Kementerian Keuangan menyadari pentingnya penyusunan neraca SDA. Kementerian Keuangan telah menyusun Inisiatif Strategis (IS) yang tertuang dalam Keputusan Menteri Keuangan (KMK) Nomor 974/KMK.01/2016 tentang Implementasi Inisiatif Strategis Program Reformasi Birokrasi dan Transformasi Kelembagaan Kementerian Keuangan. Salah satu IS dengan tema perbendaharaan menyebutkan bahwa perlu adanya pemberdayaan aset untuk mendorong perekonomian nasional. Salah satu terobosan yang dapat dilakukan adalah penyusunan neraca SDA dan laporan potensi fiskal SDA. Unit yang bertanggung jawab menindaklanjuti IS tersebut adalah Direktorat Jenderal Kekayaan Negara (DJKN) selaku Pengelola Aset. Kerja sama dengan WAVES yang merupakan World Bank-led global partnership dalam bidang pembangunan berkelanjutan juga dilakukan oleh Kementerian Keuangan. Aktivitas kerja sama yang dilakukan antara lain berupa asistensi, knowledge-sharing, dan peningkatan kapasitas sumber daya manusia.

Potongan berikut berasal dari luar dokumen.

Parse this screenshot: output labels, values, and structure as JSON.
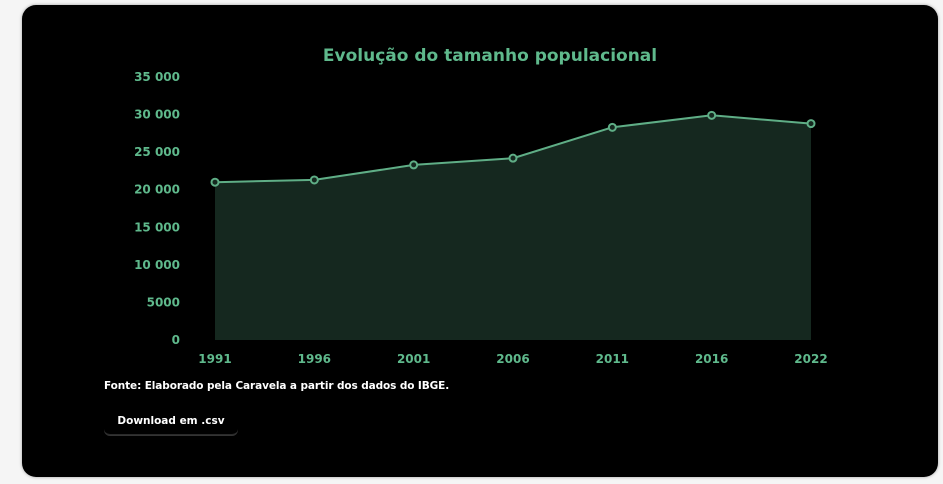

Neraca SDA yang nantinya disusun akan mengadopsi System of Environmental-Economic Accounting (SEEA), sebuah standar internasional yang memberi gambaran kompehensif antara ekonomi dan alam.
Dengan mengetahui urgensi penyusunan neraca SDA, sudah seharusnya berbagai pihak terkait menjalankan langkah-langkah strategis yang berkesinambungan serta saling bersinergi guna mewujudkan keakuratan informasi dan data dalam penyusunan neraca SDA. Kendala dan tantangan pasti ditemui, namun semangat untuk mewujudkan amanat UUD 1945 Pasal 33 ayat 3 haruslah tetap menggelora untuk Indonesia yang lebih baik.